【完】桜色の君を抱きしめたい

貴斗はテーブルに肘付き、少し残念そうに言った。

「残念そうだな」

「当たり前だろ」

「まあ、お前も俺と同じで少しほっとしている。だが、一緒に星を見たのは気に食わないな」

「なんだよ。あの都市伝説信じているのかよ。流石図書委員長。想像力が豊かだな」

「悪かったな。でも、あれは都市伝説とは限らないぞ?実際、林間学校の後、一緒に星を見た男女は本当にカップルになっている」

「へぇー。そいつは面白いな」

「俺は面白くない。だがな、佐伯さんが図書部のに入部した事によって、俺と佐伯さんは一緒に居る時間がお前より長くなる。もしかしたら都市伝説の噂は無くなるかもしれないな」

「へっ。
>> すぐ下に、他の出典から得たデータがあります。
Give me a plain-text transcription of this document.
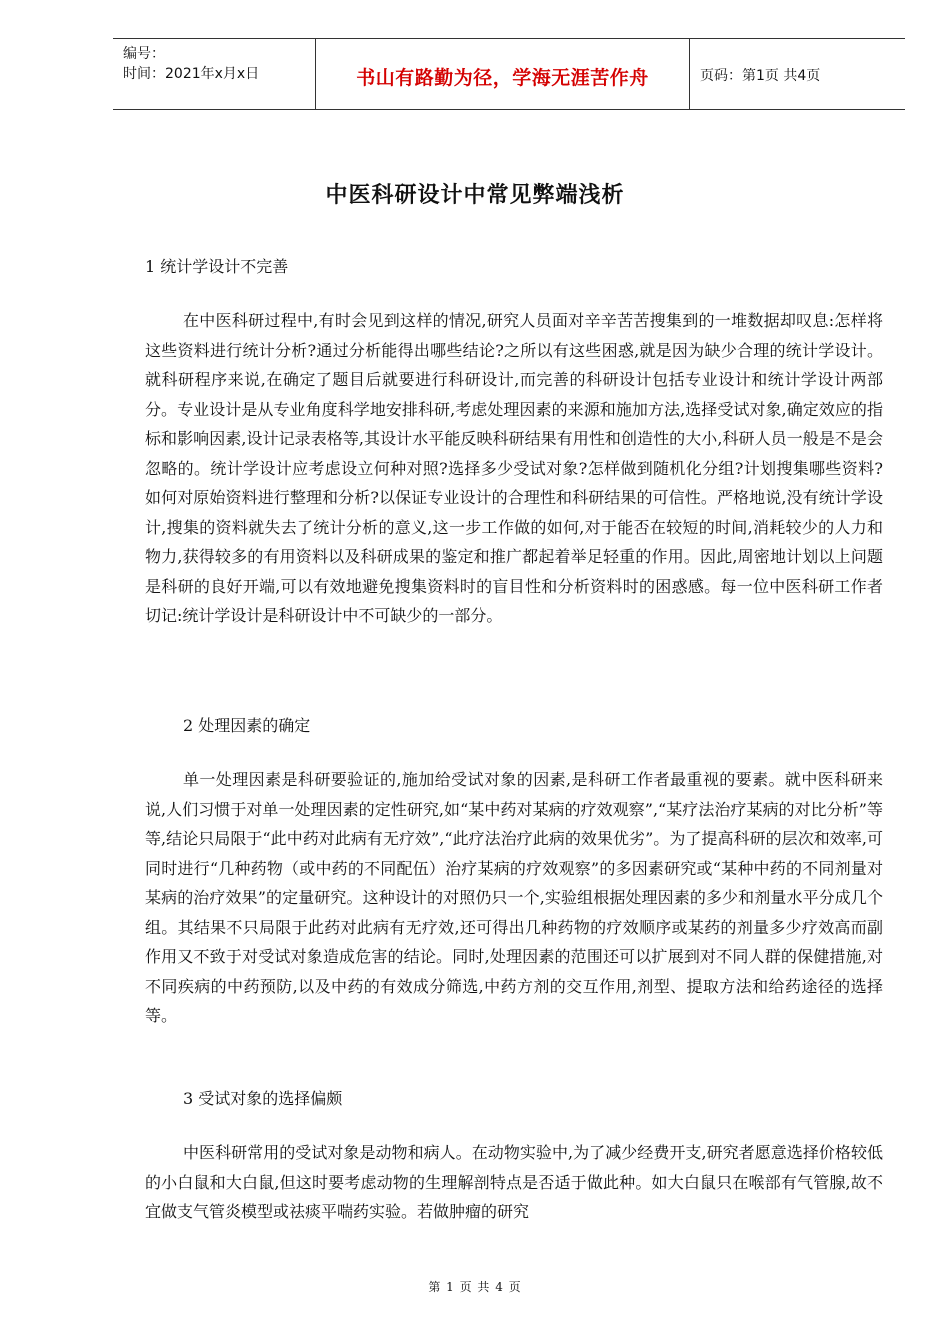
编号：
时间：2021年x月x日	书山有路勤为径，学海无涯苦作舟	页码：第1页 共4页
中医科研设计中常见弊端浅析
1 统计学设计不完善

在中医科研过程中,有时会见到这样的情况,研究人员面对辛辛苦苦搜集到的一堆数据却叹息:怎样将这些资料进行统计分析?通过分析能得出哪些结论?之所以有这些困惑,就是因为缺少合理的统计学设计。就科研程序来说,在确定了题目后就要进行科研设计,而完善的科研设计包括专业设计和统计学设计两部分。专业设计是从专业角度科学地安排科研,考虑处理因素的来源和施加方法,选择受试对象,确定效应的指标和影响因素,设计记录表格等,其设计水平能反映科研结果有用性和创造性的大小,科研人员一般是不是会忽略的。统计学设计应考虑设立何种对照?选择多少受试对象?怎样做到随机化分组?计划搜集哪些资料?如何对原始资料进行整理和分析?以保证专业设计的合理性和科研结果的可信性。严格地说,没有统计学设计,搜集的资料就失去了统计分析的意义,这一步工作做的如何,对于能否在较短的时间,消耗较少的人力和物力,获得较多的有用资料以及科研成果的鉴定和推广都起着举足轻重的作用。因此,周密地计划以上问题是科研的良好开端,可以有效地避免搜集资料时的盲目性和分析资料时的困惑感。每一位中医科研工作者切记:统计学设计是科研设计中不可缺少的一部分。

2 处理因素的确定

单一处理因素是科研要验证的,施加给受试对象的因素,是科研工作者最重视的要素。就中医科研来说,人们习惯于对单一处理因素的定性研究,如“某中药对某病的疗效观察”,“某疗法治疗某病的对比分析”等等,结论只局限于“此中药对此病有无疗效”,“此疗法治疗此病的效果优劣”。为了提高科研的层次和效率,可同时进行“几种药物（或中药的不同配伍）治疗某病的疗效观察”的多因素研究或“某种中药的不同剂量对某病的治疗效果”的定量研究。这种设计的对照仍只一个,实验组根据处理因素的多少和剂量水平分成几个组。其结果不只局限于此药对此病有无疗效,还可得出几种药物的疗效顺序或某药的剂量多少疗效高而副作用又不致于对受试对象造成危害的结论。同时,处理因素的范围还可以扩展到对不同人群的保健措施,对不同疾病的中药预防,以及中药的有效成分筛选,中药方剂的交互作用,剂型、提取方法和给药途径的选择等。

3 受试对象的选择偏颇

中医科研常用的受试对象是动物和病人。在动物实验中,为了减少经费开支,研究者愿意选择价格较低的小白鼠和大白鼠,但这时要考虑动物的生理解剖特点是否适于做此种。如大白鼠只在喉部有气管腺,故不宜做支气管炎模型或祛痰平喘药实验。若做肿瘤的研究

第 1 页 共 4 页
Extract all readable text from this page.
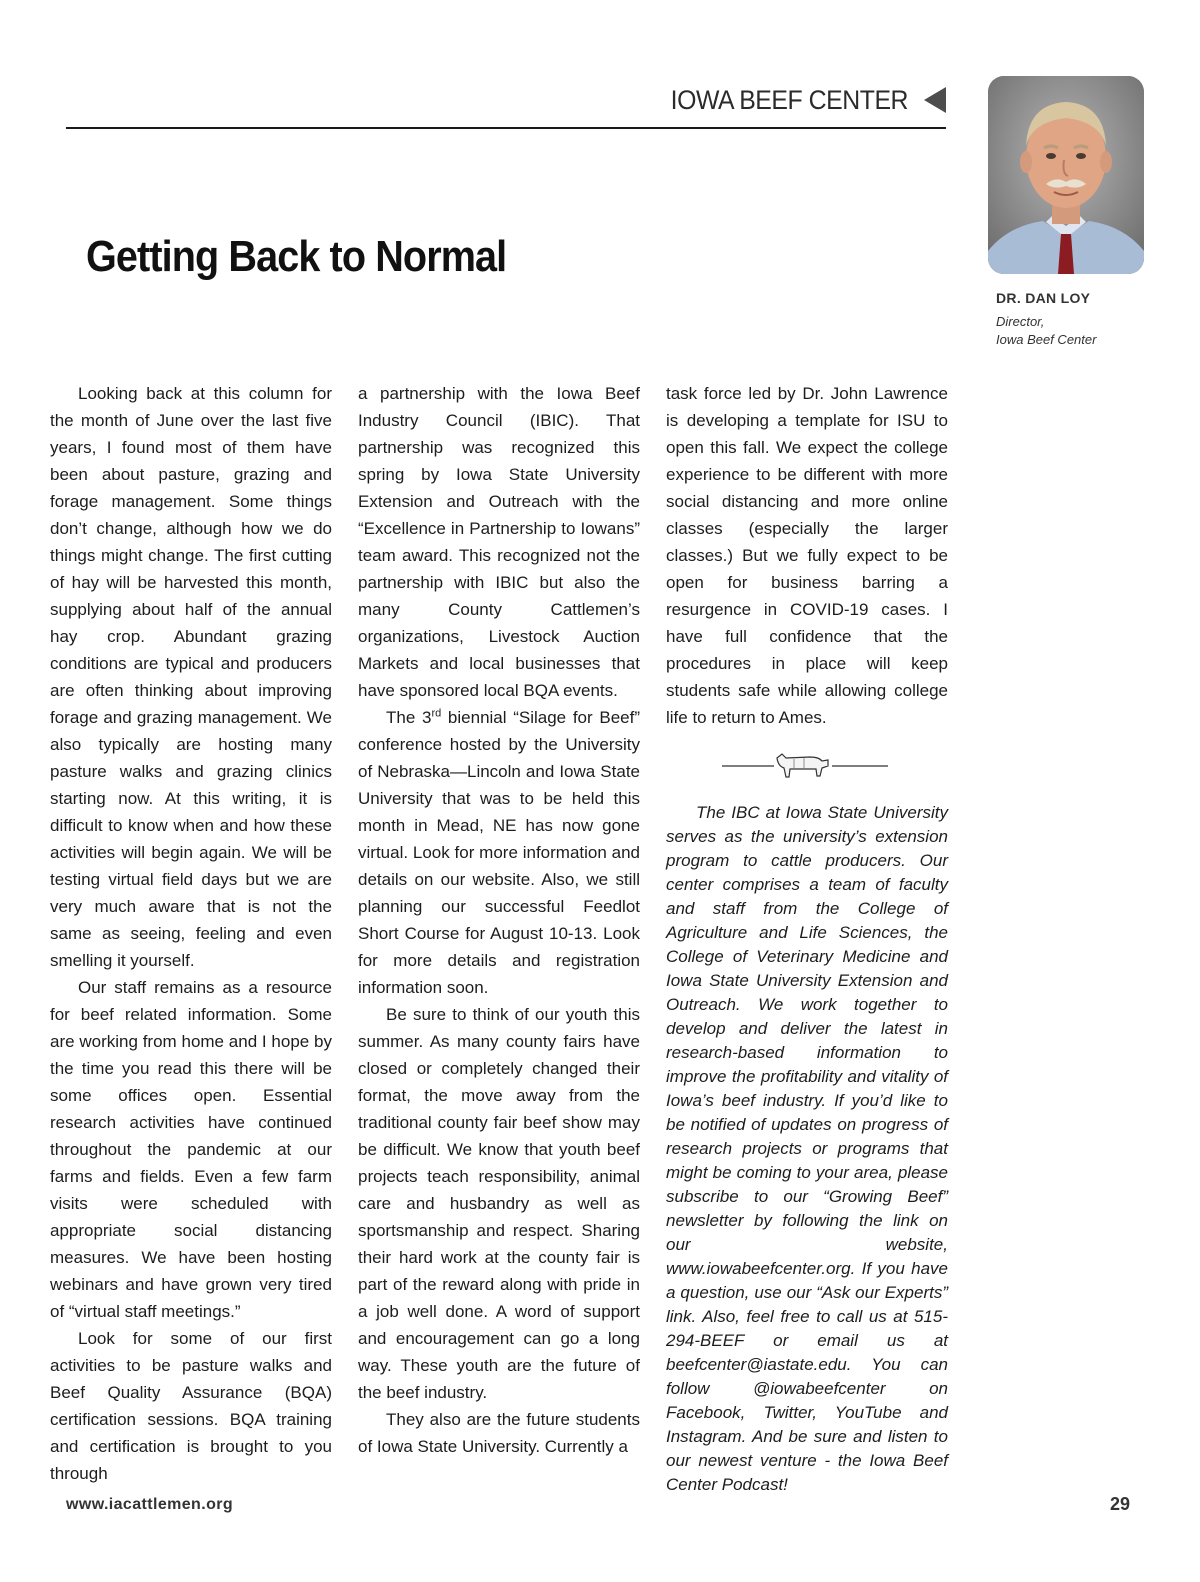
IOWA BEEF CENTER
DR. DAN LOY
Director,
Iowa Beef Center
Getting Back to Normal

Looking back at this column for the month of June over the last five years, I found most of them have been about pasture, grazing and forage management. Some things don’t change, although how we do things might change. The first cutting of hay will be harvested this month, supplying about half of the annual hay crop. Abundant grazing conditions are typical and producers are often thinking about improving forage and grazing management. We also typically are hosting many pasture walks and grazing clinics starting now. At this writing, it is difficult to know when and how these activities will begin again. We will be testing virtual field days but we are very much aware that is not the same as seeing, feeling and even smelling it yourself.

Our staff remains as a resource for beef related information. Some are working from home and I hope by the time you read this there will be some offices open. Essential research activities have continued throughout the pandemic at our farms and fields. Even a few farm visits were scheduled with appropriate social distancing measures. We have been hosting webinars and have grown very tired of “virtual staff meetings.”

Look for some of our first activities to be pasture walks and Beef Quality Assurance (BQA) certification sessions. BQA training and certification is brought to you through

a partnership with the Iowa Beef Industry Council (IBIC). That partnership was recognized this spring by Iowa State University Extension and Outreach with the “Excellence in Partnership to Iowans” team award. This recognized not the partnership with IBIC but also the many County Cattlemen’s organizations, Livestock Auction Markets and local businesses that have sponsored local BQA events.

The 3rd biennial “Silage for Beef” conference hosted by the University of Nebraska—Lincoln and Iowa State University that was to be held this month in Mead, NE has now gone virtual. Look for more information and details on our website. Also, we still planning our successful Feedlot Short Course for August 10-13. Look for more details and registration information soon.

Be sure to think of our youth this summer. As many county fairs have closed or completely changed their format, the move away from the traditional county fair beef show may be difficult. We know that youth beef projects teach responsibility, animal care and husbandry as well as sportsmanship and respect. Sharing their hard work at the county fair is part of the reward along with pride in a job well done. A word of support and encouragement can go a long way. These youth are the future of the beef industry.

They also are the future students of Iowa State University. Currently a

task force led by Dr. John Lawrence is developing a template for ISU to open this fall. We expect the college experience to be different with more social distancing and more online classes (especially the larger classes.) But we fully expect to be open for business barring a resurgence in COVID-19 cases. I have full confidence that the procedures in place will keep students safe while allowing college life to return to Ames.

The IBC at Iowa State University serves as the university’s extension program to cattle producers. Our center comprises a team of faculty and staff from the College of Agriculture and Life Sciences, the College of Veterinary Medicine and Iowa State University Extension and Outreach. We work together to develop and deliver the latest in research-based information to improve the profitability and vitality of Iowa’s beef industry. If you’d like to be notified of updates on progress of research projects or programs that might be coming to your area, please subscribe to our “Growing Beef” newsletter by following the link on our website, www.iowabeefcenter.org. If you have a question, use our “Ask our Experts” link. Also, feel free to call us at 515-294-BEEF or email us at beefcenter@iastate.edu. You can follow @iowabeefcenter on Facebook, Twitter, YouTube and Instagram. And be sure and listen to our newest venture - the Iowa Beef Center Podcast!

www.iacattlemen.org	29
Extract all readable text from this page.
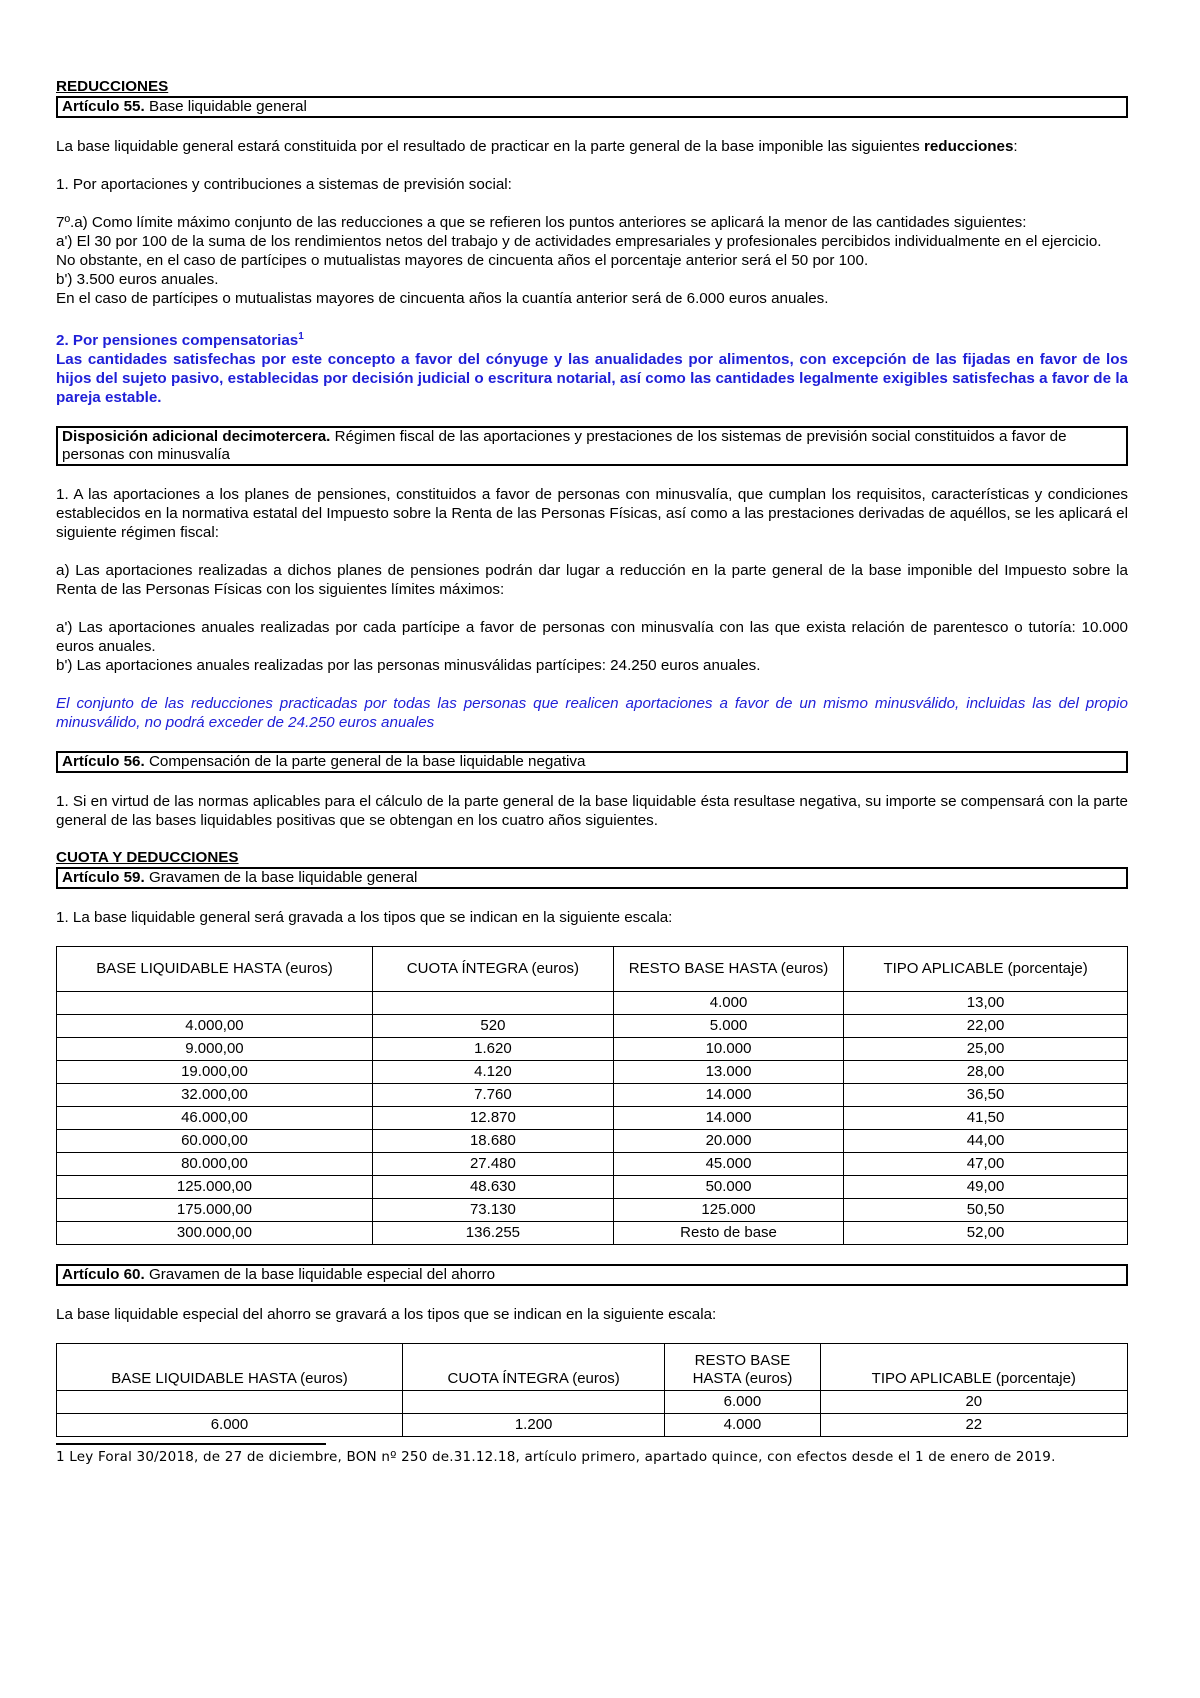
REDUCCIONES

Artículo 55. Base liquidable general

La base liquidable general estará constituida por el resultado de practicar en la parte general de la base imponible las siguientes reducciones:

1. Por aportaciones y contribuciones a sistemas de previsión social:

7º.a) Como límite máximo conjunto de las reducciones a que se refieren los puntos anteriores se aplicará la menor de las cantidades siguientes:

a') El 30 por 100 de la suma de los rendimientos netos del trabajo y de actividades empresariales y profesionales percibidos individualmente en el ejercicio.

No obstante, en el caso de partícipes o mutualistas mayores de cincuenta años el porcentaje anterior será el 50 por 100.

b') 3.500 euros anuales.

En el caso de partícipes o mutualistas mayores de cincuenta años la cuantía anterior será de 6.000 euros anuales.

2. Por pensiones compensatorias$^1$

Las cantidades satisfechas por este concepto a favor del cónyuge y las anualidades por alimentos, con excepción de las fijadas en favor de los hijos del sujeto pasivo, establecidas por decisión judicial o escritura notarial, así como las cantidades legalmente exigibles satisfechas a favor de la pareja estable.

Disposición adicional decimotercera. Régimen fiscal de las aportaciones y prestaciones de los sistemas de previsión social constituidos a favor de personas con minusvalía

1. A las aportaciones a los planes de pensiones, constituidos a favor de personas con minusvalía, que cumplan los requisitos, características y condiciones establecidos en la normativa estatal del Impuesto sobre la Renta de las Personas Físicas, así como a las prestaciones derivadas de aquéllos, se les aplicará el siguiente régimen fiscal:

a) Las aportaciones realizadas a dichos planes de pensiones podrán dar lugar a reducción en la parte general de la base imponible del Impuesto sobre la Renta de las Personas Físicas con los siguientes límites máximos:

a') Las aportaciones anuales realizadas por cada partícipe a favor de personas con minusvalía con las que exista relación de parentesco o tutoría: 10.000 euros anuales.

b') Las aportaciones anuales realizadas por las personas minusválidas partícipes: 24.250 euros anuales.

El conjunto de las reducciones practicadas por todas las personas que realicen aportaciones a favor de un mismo minusválido, incluidas las del propio minusválido, no podrá exceder de 24.250 euros anuales

Artículo 56. Compensación de la parte general de la base liquidable negativa

1. Si en virtud de las normas aplicables para el cálculo de la parte general de la base liquidable ésta resultase negativa, su importe se compensará con la parte general de las bases liquidables positivas que se obtengan en los cuatro años siguientes.

CUOTA Y DEDUCCIONES

Artículo 59. Gravamen de la base liquidable general

1. La base liquidable general será gravada a los tipos que se indican en la siguiente escala:

BASE LIQUIDABLE HASTA (euros)	CUOTA ÍNTEGRA (euros)	RESTO BASE HASTA (euros)	TIPO APLICABLE (porcentaje)
		4.000	13,00
4.000,00	520	5.000	22,00
9.000,00	1.620	10.000	25,00
19.000,00	4.120	13.000	28,00
32.000,00	7.760	14.000	36,50
46.000,00	12.870	14.000	41,50
60.000,00	18.680	20.000	44,00
80.000,00	27.480	45.000	47,00
125.000,00	48.630	50.000	49,00
175.000,00	73.130	125.000	50,50
300.000,00	136.255	Resto de base	52,00
Artículo 60. Gravamen de la base liquidable especial del ahorro

La base liquidable especial del ahorro se gravará a los tipos que se indican en la siguiente escala:

BASE LIQUIDABLE HASTA (euros)	CUOTA ÍNTEGRA (euros)	RESTO BASE HASTA (euros)	TIPO APLICABLE (porcentaje)
		6.000	20
6.000	1.200	4.000	22

1 Ley Foral 30/2018, de 27 de diciembre, BON nº 250 de.31.12.18, artículo primero, apartado quince, con efectos desde el 1 de enero de 2019.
なら俺は、都市伝説を現実にしてやるさ。別に部活以外でもアイツと関わることが出来る。兄貴より行動力があるからな。俺は」

「そう言ってられるのも今のうちだ。絶対俺に振り向かせて見せるさ」

「すいませーん。クリームブリュレとバニラアイス下さい」

凪の話は聞かないでデザートを頼み始めた貴斗。

「話聞けよ!?金出さないぞ!」

「怖...!こんな姿の兄貴、佐伯には見せられないな」

凪は貴斗に本当の事を言われて心にグサリと刺さって落ち込んだ。


「分かった。今のは黙っていてくれ...」

「りょーかい。すいませーん。フレンチトースト追加で」

「おい...!...あーもう。好きにしろ....」

貴斗の食欲に諦めを感じた凪。その後貴斗は凪の財布を食べるかのように食べ続けた。